- Baneh clash: Part of the Iran–PJAK conflict
| Date | December 28, 2011 |
| Location | Baneh, North-Western Iran36°00′N 45°53′E﻿ / ﻿36.000°N 45.883°E |
| Result | Indecisive |

Belligerents
- Iran Islamic Republic of Iran Army Ground Forces; Basij;: Kurdistan Free Life Party (PJAK)

Strength
- Unknown: Unknown

Casualties and losses
- 1 killed (Iranian claim) 9 killed (PJAK claim): 4 killed, several wounded (Iranian claim) None (PJAK claim)

= December 2011 Baneh clash =

The Baneh clash was a military confrontation between Iranian security forces belonging to the Basij, the paramilitary branch of the Islamic Revolutionary Guard Corps (IRGC) and Kurdistan Free Life Party (PJAK) militants which occurred on December 28, 2011.

According to Iranian media outlets Fars News and Press TV, at least five people were killed during the clash, including one Basiji and four members of the PJAK, adding that several PJAK members had been injured. PJAK, however claims to have killed nine government forces during the clash while sustaining no casualties themselves.
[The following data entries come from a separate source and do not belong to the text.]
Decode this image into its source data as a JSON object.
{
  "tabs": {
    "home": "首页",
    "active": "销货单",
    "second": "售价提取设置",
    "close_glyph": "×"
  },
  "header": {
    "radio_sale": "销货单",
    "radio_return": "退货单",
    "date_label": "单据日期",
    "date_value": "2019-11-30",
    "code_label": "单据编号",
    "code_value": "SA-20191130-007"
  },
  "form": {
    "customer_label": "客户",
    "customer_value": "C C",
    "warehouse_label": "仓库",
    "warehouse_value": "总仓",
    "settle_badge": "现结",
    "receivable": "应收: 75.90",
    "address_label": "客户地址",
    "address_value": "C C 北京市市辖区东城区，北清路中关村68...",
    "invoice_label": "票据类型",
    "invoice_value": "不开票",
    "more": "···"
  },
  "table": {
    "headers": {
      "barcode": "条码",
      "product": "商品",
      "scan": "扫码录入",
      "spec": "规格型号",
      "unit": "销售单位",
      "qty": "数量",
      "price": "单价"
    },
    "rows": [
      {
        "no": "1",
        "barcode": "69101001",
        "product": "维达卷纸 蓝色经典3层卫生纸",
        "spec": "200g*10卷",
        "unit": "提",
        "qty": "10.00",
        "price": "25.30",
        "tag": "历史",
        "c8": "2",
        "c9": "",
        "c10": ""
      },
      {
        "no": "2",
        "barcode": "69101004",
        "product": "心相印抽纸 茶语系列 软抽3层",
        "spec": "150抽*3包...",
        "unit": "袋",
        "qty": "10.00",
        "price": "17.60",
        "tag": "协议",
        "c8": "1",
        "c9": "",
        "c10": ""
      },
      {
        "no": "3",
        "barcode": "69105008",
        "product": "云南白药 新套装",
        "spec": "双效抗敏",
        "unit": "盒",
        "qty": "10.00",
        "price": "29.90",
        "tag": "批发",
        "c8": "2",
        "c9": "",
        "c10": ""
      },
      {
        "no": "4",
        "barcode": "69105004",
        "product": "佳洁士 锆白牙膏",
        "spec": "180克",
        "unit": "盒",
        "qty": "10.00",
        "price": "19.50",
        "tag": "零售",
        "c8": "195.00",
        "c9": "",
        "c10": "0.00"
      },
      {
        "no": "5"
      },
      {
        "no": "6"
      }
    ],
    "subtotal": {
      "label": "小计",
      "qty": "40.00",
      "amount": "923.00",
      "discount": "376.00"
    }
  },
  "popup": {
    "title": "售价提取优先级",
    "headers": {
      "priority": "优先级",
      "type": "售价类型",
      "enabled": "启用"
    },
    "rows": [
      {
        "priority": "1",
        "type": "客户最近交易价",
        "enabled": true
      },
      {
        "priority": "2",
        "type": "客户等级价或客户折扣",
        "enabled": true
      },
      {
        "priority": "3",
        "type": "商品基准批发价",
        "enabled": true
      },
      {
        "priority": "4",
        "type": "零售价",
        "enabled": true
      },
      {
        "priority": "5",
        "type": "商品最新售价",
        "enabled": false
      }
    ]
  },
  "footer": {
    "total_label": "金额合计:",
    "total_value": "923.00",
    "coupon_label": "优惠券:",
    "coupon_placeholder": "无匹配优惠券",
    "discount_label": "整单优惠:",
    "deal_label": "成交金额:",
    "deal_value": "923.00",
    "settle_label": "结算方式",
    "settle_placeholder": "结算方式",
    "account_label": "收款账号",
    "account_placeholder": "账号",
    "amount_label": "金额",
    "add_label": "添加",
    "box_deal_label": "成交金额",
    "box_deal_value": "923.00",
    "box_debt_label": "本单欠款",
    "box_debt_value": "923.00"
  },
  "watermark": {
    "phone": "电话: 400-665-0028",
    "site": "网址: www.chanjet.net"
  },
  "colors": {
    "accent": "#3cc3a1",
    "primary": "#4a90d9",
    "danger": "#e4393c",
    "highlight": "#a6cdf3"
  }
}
The PJAK claims that through this attack Iranian forces had violated the terms of a cease-fire between the two sides, releasing the following statement on their website on January 4: "This military operation and attack by the Islamic Republic occurs even though, since September 5, both sides had declared a ceasefire, which we have not violated."